Article ID Journal Published Year Pages File Type
3285549 Clinical Gastroenterology and Hepatology 2008 8 Pages PDF
Abstract
Background & Aims: Hepatic fibrosis may occur in patients with intestinal failure requiring total parenteral nutrition, leading to liver dysfunction necessitating combined intestinal and liver transplantation. The decision to perform combined transplantation as opposed to an isolated intestinal transplant is based on the presence of hyperbilirubinemia, portal hypertension, and advanced hepatic fibrosis. Methods: We identified 4 patients who underwent isolated intestinal transplantation having significant liver fibrosis. A novel image analysis technique was applied to serial liver biopsies to more precisely quantitate posttransplantation fibrosis regression separately within both portal and centrilobular areas.
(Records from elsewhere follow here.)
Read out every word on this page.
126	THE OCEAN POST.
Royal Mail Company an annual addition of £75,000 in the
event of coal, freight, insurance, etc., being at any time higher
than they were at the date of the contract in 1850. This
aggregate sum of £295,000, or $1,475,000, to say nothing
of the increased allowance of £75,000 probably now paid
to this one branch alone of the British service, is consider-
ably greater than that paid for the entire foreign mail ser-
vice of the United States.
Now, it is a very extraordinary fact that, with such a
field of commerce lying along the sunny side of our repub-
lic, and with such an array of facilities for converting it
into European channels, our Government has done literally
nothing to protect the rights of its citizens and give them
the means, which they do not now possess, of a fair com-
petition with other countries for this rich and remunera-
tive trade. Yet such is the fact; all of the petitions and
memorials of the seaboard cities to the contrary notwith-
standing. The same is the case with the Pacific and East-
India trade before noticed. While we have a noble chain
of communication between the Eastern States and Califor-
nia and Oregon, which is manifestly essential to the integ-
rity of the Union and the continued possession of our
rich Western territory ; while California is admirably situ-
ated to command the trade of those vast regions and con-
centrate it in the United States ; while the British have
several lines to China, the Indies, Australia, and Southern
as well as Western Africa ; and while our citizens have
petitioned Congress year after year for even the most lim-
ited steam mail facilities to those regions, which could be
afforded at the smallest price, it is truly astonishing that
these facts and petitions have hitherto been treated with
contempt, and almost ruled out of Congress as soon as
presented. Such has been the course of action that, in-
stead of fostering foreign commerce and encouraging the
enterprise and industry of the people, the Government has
Results: All patients were found to have significant portal and centrilobular fibrosis regression, which occurred more rapidly in the former. Two patients had improvement in fibrosis despite infections and continuation of total parenteral nutrition, suggesting that hepatic fibrosis associated with intestinal failure may in part be related to adequate anatomic and functional bowel length. Conclusions: Significant hepatic fibrosis and liver dysfunction may regress after intestinal transplantation and fibrosis regresses more rapidly in portal areas. This suggests that some patients with intestinal failure and associated liver disease may safely undergo isolated intestinal transplant without the need for concurrent liver transplantation and its attendant higher morbidity and mortality.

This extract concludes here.